"When I was in Cincinnati, DSO Board members sent me Christmas Cards. Staff visited to see me perform."
Moving forward allows for perspective not always attainable until we are somewhere else. "I missed the OneDSO family," says Ralph, "which starts from the very beginning. Simple things like having a musicians' parking lot; and from structural to people: our Day of Service brings people together, but there is also focus on individual musicians at the DSO. I see them being celebrated and I think that’s amazing. Artistry and respect go hand in hand."
“How do you measure the quality of an orchestra? Our first rehearsal is as good as some orchestras first concerts!”
Another motivating factor in Ralph's return was the quality of Orchestra Hall and the DSO's ownership of it: "It’s amazing to me that the Hall is as old as it is. Acoustically, you are never aware of any compromises that are sometimes made when an old building has been restored. It's one of the very best places I’ve played in the world."
As Principal Clarinet, Ralph acts as the administrative head of his section, setting the sound standard, and rotating the work load. With so many musicians on the stage, he sits with his section spread around him, watching and communicating with the other principals, and freeing his section to just follow him, "Then if we’re wrong it’s on me.”

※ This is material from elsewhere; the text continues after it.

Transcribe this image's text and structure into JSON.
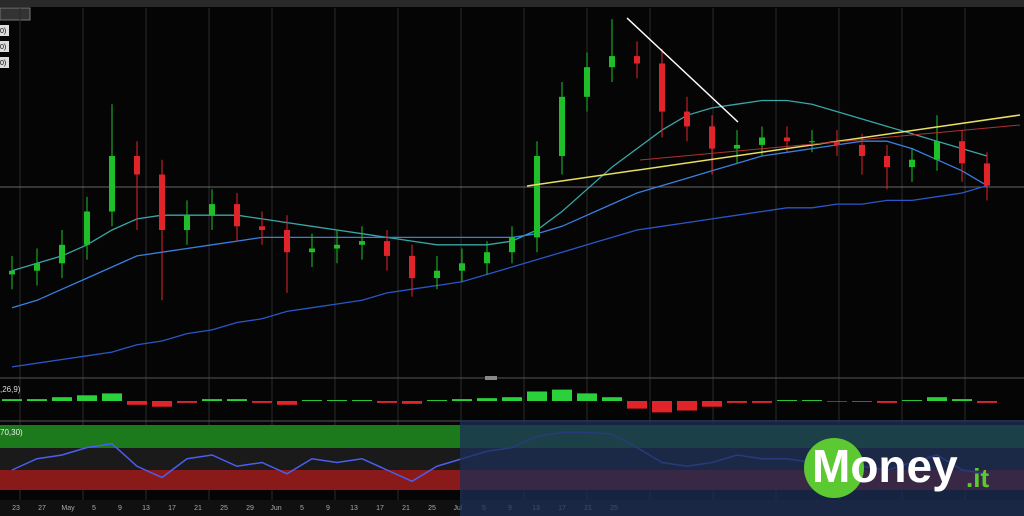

Principals carry a lot of responsibility, but with that responsibility come perks, like playing solos. "For this season's winter music festival, American Panorama, Leonard asked me to Play Bernstein’s Prelude, Fugue, and Riffs. It’s a wonderful piece that was written for a television program called The World of Jazz, and it was meant to bridge the worlds of jazz and classical music. The version we performed was arranged by Lucas Foss and made it possible for me to play with the full orchestra, rather than the small jazz ensemble for which it was originally written. It was amazing!"
"So often, the clarinet makes magical moments happen by playing extremely softly, but in this work, I could just scream at the top of my lungs! It was fun to try and emulate the great Benny Goodman, to whom the work was dedicated."